Uganda is a poor country, but God bestowed his riches on it this past week: He made its northwest corner the best place in the world from which to watch last Sunday’s solar eclipse, and wealthy tourists spent many thousands of dollars to be there, eat filet mignon, and see the moon briefly covering the entire sun.
My wife and I on Sunday happened to be in Uganda’s capital of Kampala, 200 miles south of the prime-viewing town, Pakwach. We were visiting Uganda Christian University, African Bible University, and several ministries, and eating goat. (No, WORLD News Group is not wealthy enough to have sent two reporters to Uganda to cover an eclipse.) We didn’t quite see a full eclipse with only a thin ring of sunlight, but it was close enough to bring out cries of “amazing” and “wonderful” from the African students who raced onto their soccer field.
Those students believe in God and are studying His ways, but anyone who doesn’t believe in God has to believe in coincidence. The sun is 400 times the size of the moon, and the sun is also 400 times farther away from Earth than the moon is. That’s why we can have total eclipses, with the moon fully blocking the sun. Without that amazing 400/400 connection, the greatest show on Earth would be a dud.
One dictionary definition of coincidence is “a remarkable concurrence of events or circumstances without apparent causal connection.” Another is “a situation in which events happen at the same time in a way that is not planned or expected.” It takes strong faith for a person with 20/20 reasoning ability to think that Creation has no causal connection with 400/400, and that no One planned the amazing result.

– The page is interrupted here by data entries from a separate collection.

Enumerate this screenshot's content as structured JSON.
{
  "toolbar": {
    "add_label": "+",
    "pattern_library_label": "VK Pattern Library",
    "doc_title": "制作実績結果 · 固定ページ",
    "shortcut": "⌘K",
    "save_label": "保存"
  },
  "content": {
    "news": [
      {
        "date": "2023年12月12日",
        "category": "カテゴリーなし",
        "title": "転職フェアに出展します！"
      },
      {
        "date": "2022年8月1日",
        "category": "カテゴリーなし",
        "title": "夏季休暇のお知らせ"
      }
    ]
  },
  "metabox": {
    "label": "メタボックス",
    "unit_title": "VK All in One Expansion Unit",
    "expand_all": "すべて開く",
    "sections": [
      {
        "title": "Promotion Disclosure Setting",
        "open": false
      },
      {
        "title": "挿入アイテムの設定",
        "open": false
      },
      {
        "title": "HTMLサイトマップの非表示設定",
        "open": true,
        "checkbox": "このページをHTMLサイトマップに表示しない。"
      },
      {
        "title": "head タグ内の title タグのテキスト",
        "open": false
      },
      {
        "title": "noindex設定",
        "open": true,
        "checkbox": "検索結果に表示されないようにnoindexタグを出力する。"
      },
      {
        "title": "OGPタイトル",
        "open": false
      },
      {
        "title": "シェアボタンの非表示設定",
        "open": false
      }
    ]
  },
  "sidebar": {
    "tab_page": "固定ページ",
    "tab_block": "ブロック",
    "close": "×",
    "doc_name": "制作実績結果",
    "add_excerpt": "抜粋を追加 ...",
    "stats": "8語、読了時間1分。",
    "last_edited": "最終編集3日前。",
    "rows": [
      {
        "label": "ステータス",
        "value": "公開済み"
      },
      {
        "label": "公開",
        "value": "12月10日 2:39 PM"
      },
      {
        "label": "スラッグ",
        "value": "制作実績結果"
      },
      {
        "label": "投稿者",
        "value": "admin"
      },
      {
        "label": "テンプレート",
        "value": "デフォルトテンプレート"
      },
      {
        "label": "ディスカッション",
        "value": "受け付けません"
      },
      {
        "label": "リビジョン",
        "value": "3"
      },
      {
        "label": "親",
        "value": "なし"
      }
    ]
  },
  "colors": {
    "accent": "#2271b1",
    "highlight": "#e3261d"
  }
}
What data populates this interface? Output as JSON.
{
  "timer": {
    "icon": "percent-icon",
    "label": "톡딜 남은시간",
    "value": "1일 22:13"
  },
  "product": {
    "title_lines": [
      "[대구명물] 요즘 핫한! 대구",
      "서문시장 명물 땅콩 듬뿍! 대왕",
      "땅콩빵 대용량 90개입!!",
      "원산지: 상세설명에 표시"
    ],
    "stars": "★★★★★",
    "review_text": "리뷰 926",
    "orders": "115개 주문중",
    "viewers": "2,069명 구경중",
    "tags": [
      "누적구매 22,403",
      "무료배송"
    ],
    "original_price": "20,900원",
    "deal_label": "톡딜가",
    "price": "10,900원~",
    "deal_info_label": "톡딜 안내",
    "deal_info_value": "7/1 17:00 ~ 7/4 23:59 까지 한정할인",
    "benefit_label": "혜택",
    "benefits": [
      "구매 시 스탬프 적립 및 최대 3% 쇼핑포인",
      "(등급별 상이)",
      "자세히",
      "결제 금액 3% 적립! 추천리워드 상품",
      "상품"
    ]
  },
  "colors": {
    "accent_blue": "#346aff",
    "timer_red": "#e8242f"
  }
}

And here are two other gifts from God, one for scientists and one for marine life. First, during a full eclipse the sun’s corona shines so brightly that scientists can seize the opportunity to measure its light spectrum and thus learn what’s burning inside the sun. Second, the moon at its size and its distance from the Earth is crucial to the existence of life in our oceans: The moon (along with the sun’s gravity) brings about daily tides that mix ocean waters and make possible complex existence even far down.